Colombia Still Pushing on Trade Agreement

The Colombian government will pay U.S. lobbyist Andrew J. Samet another $45,000, "to present Colombia's track record on labor issues to Congress, non-governmental organizations and labor unions." The new contract is similar to Samet's earlier work to push the U.S. - Colombia Free Trade Agreement, on which the Center for Media and Democracy previously reported. Samet served as deputy under secretary for labor under President Bill Clinton and later co-founded the Sorini, Samet & Associates lobbying firm. Samet "was responsible for the North American Agreement on Labor Cooperation," an addition to the North American Free Trade Agreement with Mexico and Canada meant to address concerns about workers rights.


How the Gun Lobby Beat Activists to the Draw

Readers of the book "Toxic Sludge Is Good for You" may remember the name Mary Lou Sapone -- a corporate spy who, while secretly in the employ of U.S. Surgical, infiltrated animal rights groups.
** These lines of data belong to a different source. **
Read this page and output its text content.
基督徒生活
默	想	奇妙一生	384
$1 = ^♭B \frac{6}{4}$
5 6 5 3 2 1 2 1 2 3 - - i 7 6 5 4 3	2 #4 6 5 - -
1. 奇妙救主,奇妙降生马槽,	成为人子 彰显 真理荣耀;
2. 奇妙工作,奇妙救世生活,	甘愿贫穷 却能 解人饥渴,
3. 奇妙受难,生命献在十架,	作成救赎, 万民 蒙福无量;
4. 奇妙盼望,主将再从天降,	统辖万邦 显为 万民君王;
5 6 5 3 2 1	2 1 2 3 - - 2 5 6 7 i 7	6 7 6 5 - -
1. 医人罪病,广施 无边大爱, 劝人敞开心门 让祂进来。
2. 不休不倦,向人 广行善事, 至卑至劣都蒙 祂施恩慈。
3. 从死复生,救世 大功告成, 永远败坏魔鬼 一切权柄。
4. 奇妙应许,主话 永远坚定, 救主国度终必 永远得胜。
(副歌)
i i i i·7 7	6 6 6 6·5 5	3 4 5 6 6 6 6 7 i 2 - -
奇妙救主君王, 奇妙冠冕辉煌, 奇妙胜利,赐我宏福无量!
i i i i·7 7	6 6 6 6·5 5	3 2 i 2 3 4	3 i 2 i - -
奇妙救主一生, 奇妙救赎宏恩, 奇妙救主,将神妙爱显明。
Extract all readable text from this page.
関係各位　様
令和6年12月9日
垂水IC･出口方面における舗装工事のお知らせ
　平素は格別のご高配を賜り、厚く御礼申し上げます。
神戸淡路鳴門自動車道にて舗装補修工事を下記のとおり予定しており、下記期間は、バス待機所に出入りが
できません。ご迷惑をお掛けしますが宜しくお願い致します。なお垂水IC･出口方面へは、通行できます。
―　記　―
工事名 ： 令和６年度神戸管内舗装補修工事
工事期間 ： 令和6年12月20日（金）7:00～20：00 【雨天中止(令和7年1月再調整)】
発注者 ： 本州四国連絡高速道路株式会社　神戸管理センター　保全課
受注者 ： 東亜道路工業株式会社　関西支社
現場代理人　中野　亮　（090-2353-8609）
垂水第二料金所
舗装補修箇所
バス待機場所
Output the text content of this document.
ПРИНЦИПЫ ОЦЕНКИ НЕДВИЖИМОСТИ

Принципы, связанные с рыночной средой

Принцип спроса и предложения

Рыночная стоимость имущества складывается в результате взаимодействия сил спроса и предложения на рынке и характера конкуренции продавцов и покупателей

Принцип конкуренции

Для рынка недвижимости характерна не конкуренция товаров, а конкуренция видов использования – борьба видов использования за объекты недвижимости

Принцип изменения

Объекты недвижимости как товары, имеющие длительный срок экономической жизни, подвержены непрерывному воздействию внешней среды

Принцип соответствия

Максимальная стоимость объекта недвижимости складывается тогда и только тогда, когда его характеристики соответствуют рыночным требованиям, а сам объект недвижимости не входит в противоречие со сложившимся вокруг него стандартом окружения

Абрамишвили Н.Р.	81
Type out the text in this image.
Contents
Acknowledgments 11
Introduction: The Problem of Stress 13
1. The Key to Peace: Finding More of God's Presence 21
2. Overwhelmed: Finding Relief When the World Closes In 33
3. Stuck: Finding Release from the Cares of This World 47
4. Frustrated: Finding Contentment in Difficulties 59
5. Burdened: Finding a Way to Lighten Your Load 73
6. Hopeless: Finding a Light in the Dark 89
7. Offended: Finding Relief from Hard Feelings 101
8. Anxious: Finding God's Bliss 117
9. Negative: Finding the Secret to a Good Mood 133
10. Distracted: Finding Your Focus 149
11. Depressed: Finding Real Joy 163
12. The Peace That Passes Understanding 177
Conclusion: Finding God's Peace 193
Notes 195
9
More recently, Sapone has been active with gun control groups, while secretly working for the National Rifle Association. As Mary McFate (her maiden name), she volunteered with numerous local and regional gun control groups, even running (unsuccessfully) in 2005 for a board position with the Brady Campaign to Prevent Gun Violence. "In a 2003 deposition, Tim Ward, who had been president of the Maryland-based security firm Beckett Brown International, said that the NRA had been 'a client' of Sapone's," reports Mother Jones. "Recent emails indicate that in 2007 and 2008 Sapone was working" with a former NRA staffer who was lobbying on behalf of his old employer. Sapone's / McFate's friends in the gun control community were shocked to learn of her true identity. Sapone was "well-positioned for many years to provide the NRA -- or any other gun rights groups -- the plans, secrets, and inside gossip of practically the entire gun violence prevention movement." For example, Sapone pushed U.S. groups to take part in a United Nations meeting on gun control earlier this year. Their participation allowed Sapone "to learn what the anti-gun forces were planning for the UN session -- including the delegates they intended to lobby, and the arguments they would highlight."


Whose Line Is It, Anyway?

It's an "open secret of lobbying," writes Jeffrey Birnbaum. "Public relations firms regularly solicit authors of opinion-page articles, draft the pieces for them and place the articles in publications where they will have the most impact -- all for a fee." Recently, an op-ed criticizing a bill that would reduce credit card fees appeared in Southern newspapers, attributed to Charles Steele Jr., the president of the Southern Christian Leadership Conference (SCLC). The column -- which neither Steele nor his office authorized -- complains that the bill "would boost the profits of Wal-Mart," an SCLC sponsor. Steele's attorney blamed "the K Street public relations shop LMG" for the mix-up. LMG admitted that it had "reached out through its contractors" to send "advocacy materials" to the SCLC and "urged the group to go public with opposition to the bill." Among LMG's clients is the Electronic Payments Coalition, a group of credit card and financial companies that opposes the legislation. The SCLC investigated and concluded that "the wrong draft of the op-ed" had been sent to papers. "The correct draft should not have referenced Wal-Mart or Home Depot," another SCLC sponsor.